MultiAgentPrioritizedReplayBuffer.__init__(capacity: int = 10000, storage_unit: str = 'timesteps', num_shards: int = 1, replay_mode: str = 'independent', replay_sequence_override: bool = True, replay_sequence_length: int = 1, replay_burn_in: int = 0, replay_zero_init_states: bool = True, underlying_buffer_config: dict = None, prioritized_replay_alpha: float = 0.6, prioritized_replay_beta: float = 0.4, prioritized_replay_eps: float = 1e-06, **kwargs)[source]#

Initializes a MultiAgentReplayBuffer instance.

  • capacity – The capacity of the buffer, measured in storage_unit.

  • storage_unit – Either ‘timesteps’, ‘sequences’ or ‘episodes’. Specifies how experiences are stored. If they are stored in episodes, replay_sequence_length is ignored. If they are stored in episodes, replay_sequence_length is ignored.

  • num_shards – The number of buffer shards that exist in total (including this one).
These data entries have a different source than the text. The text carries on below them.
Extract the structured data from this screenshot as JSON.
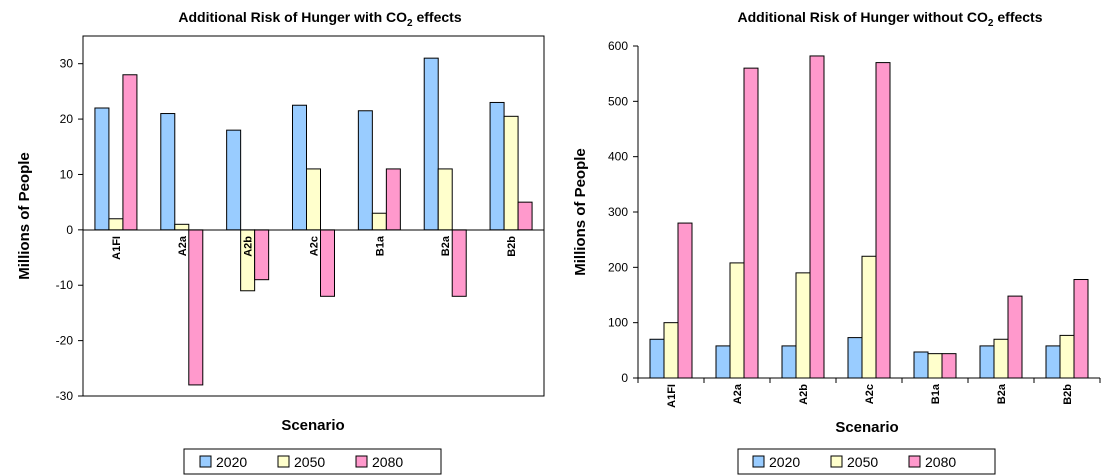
{
  "colors": {
    "2020": "#99ccff",
    "2050": "#ffffcc",
    "2080": "#ff99cc"
  },
  "chart_data": [
    {
      "type": "bar",
      "title": "Additional Risk of Hunger with CO2 effects",
      "title_main": "Additional Risk of Hunger with CO",
      "title_sub": "2",
      "title_end": " effects",
      "xlabel": "Scenario",
      "ylabel": "Millions of People",
      "ylim": [
        -30,
        35
      ],
      "yticks": [
        "30",
        "20",
        "10",
        "0",
        "-10",
        "-20",
        "-30"
      ],
      "categories": [
        "A1FI",
        "A2a",
        "A2b",
        "A2c",
        "B1a",
        "B2a",
        "B2b"
      ],
      "legend_position": "bottom",
      "series": [
        {
          "name": "2020",
          "values": [
            22,
            21,
            18,
            22.5,
            21.5,
            31,
            23
          ]
        },
        {
          "name": "2050",
          "values": [
            2,
            1,
            -11,
            11,
            3,
            11,
            20.5
          ]
        },
        {
          "name": "2080",
          "values": [
            28,
            -28,
            -9,
            -12,
            11,
            -12,
            5
          ]
        }
      ]
    },
    {
      "type": "bar",
      "title": "Additional Risk of Hunger without CO2 effects",
      "title_main": "Additional Risk of Hunger without CO",
      "title_sub": "2",
      "title_end": " effects",
      "xlabel": "Scenario",
      "ylabel": "Millions of People",
      "ylim": [
        0,
        600
      ],
      "yticks": [
        "600",
        "500",
        "400",
        "300",
        "200",
        "100",
        "0"
      ],
      "categories": [
        "A1FI",
        "A2a",
        "A2b",
        "A2c",
        "B1a",
        "B2a",
        "B2b"
      ],
      "legend_position": "bottom",
      "series": [
        {
          "name": "2020",
          "values": [
            70,
            58,
            58,
            73,
            47,
            58,
            58
          ]
        },
        {
          "name": "2050",
          "values": [
            100,
            208,
            190,
            220,
            44,
            70,
            77
          ]
        },
        {
          "name": "2080",
          "values": [
            280,
            560,
            582,
            570,
            44,
            148,
            178
          ]
        }
      ]
    }
  ]
}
  • replay_mode – One of “independent” or “lockstep”. Determines, whether batches are sampled independently or to an equal amount.

  • replay_sequence_override – If True, ignore sequences found in incoming batches, slicing them into sequences as specified by replay_sequence_length and replay_sequence_burn_in. This only has an effect if storage_unit is sequences.

  • replay_sequence_length – The sequence length (T) of a single sample. If > 1, we will sample B x T from this buffer.

  • replay_burn_in – The burn-in length in case replay_sequence_length > 0. This is the number of timesteps each sequence overlaps with the previous one to generate a better internal state (=state after the burn-in), instead of starting from 0.0 each RNN rollout.

  • replay_zero_init_states – Whether the initial states in the buffer (if replay_sequence_length > 0) are alwayas 0.0 or should be updated with the previous train_batch state outputs.

  • underlying_buffer_config – A config that contains all necessary constructor arguments and arguments for methods to call on the underlying buffers. This replaces the standard behaviour of the underlying PrioritizedReplayBuffer. The config follows the conventions of the general replay_buffer_config. kwargs for subsequent calls of methods may also be included. Example: “replay_buffer_config”: {“type”: PrioritizedReplayBuffer, “capacity”: 10, “storage_unit”: “timesteps”, prioritized_replay_alpha: 0.5, prioritized_replay_beta: 0.5, prioritized_replay_eps: 0.5}

  • prioritized_replay_alpha – Alpha parameter for a prioritized replay buffer. Use 0.0 for no prioritization.

  • prioritized_replay_beta – Beta parameter for a prioritized replay buffer.

  • prioritized_replay_eps – Epsilon parameter for a prioritized replay buffer.

  • **kwargs – Forward compatibility kwargs.